Peace childI enjoyed a couple of good books recently and thought you might too. Peace Child by Don Richardson will no doubt be familiar to many of you, at least by reputation. It’s been out at least 40 years, translated into many languages and made into a film. Finally I have actually got round to reading it for myself!

Briefly, if you didn’t know, it recounts the story of how in the early 1960s Canadian missionaries Don & Carol Richardson lived in a remote part of Irian Jaya with the Sawi tribe. For the Sawi people – cannibalistic head hunters using Stone Age technology – it was their first contact with the outside world. Richardson is an able storyteller who transports the reader into both the jungle environment and the treachery-honouring mindset of the Sawi people. How do you tell the gospel of Jesus to a people who think Judas is the hero of the crucifixion account?

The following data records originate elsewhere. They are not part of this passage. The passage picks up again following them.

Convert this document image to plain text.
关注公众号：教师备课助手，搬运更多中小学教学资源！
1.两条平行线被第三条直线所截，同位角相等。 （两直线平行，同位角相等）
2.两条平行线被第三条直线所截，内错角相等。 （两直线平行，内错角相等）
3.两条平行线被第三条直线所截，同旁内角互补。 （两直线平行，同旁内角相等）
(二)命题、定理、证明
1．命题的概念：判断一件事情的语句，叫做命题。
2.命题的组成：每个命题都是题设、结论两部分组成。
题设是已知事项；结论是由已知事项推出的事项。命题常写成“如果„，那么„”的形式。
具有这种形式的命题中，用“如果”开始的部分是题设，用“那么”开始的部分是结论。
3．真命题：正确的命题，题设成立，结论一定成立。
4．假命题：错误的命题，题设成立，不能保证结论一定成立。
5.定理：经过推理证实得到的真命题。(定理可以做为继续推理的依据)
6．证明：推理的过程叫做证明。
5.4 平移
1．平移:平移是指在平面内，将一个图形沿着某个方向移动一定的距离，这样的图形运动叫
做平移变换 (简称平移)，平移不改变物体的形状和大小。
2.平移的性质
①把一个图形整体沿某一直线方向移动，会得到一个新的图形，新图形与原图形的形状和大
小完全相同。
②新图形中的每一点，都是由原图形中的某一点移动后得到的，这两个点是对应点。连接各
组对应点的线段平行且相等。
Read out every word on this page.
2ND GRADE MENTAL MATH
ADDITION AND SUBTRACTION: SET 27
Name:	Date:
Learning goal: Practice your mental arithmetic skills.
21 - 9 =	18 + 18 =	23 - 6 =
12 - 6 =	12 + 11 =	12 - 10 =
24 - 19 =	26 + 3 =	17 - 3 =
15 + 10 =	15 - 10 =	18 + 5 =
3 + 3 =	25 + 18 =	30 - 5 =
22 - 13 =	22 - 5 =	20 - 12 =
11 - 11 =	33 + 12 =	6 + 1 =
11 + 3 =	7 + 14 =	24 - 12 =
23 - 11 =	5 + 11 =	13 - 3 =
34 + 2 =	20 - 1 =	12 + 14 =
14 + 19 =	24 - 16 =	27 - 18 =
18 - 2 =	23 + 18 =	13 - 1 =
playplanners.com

The answer finally came in discovering a redemptive analogy already built in to the culture and worldview of the people – the peace child – which served as a bridge to understanding. Read the book for yourself or check out this 15 minute video recounting a return visit by the Richardson family 50 years on.


BurqasMy second book, In the Land of Blue Burqas, is much more recent. Again the author is a very good storyteller who takes you into a very different world. Kate McCord (not her real name) is a Christian who spent five years in Afghanistan working for an NGO empowering local women. She gave up many ‘freedoms’ Western women take for granted in adapting her dress and public behaviour in order to be accepted. She learned the language and spent countless hours in homes engaged in conversation with Afghan women.

As she listened to their stories she began to gain insights into the Islamic culture and worldview of the Afghan people and learned how to express her own (often opposing) values in ways that avoided offense. She had to disentangle what she understood to be Biblical values from what were simply those of her own, Western culture. She told stories about ‘the honourable Jesus Messiah’ in ways that connected with the women – who were often illiterate. Here’s a good example of how to communicate the gospel in a potentially very hostile environment with integrity, humility and grace. It’s a thought provoking and highly recommended read.

The link between the two books will be apparent. Both tackle the ongoing need to listen and understand the culture of those with whom you speak. I was encouraged in my journey with international students to listen well and learn about the stories that connect. Happy Reading.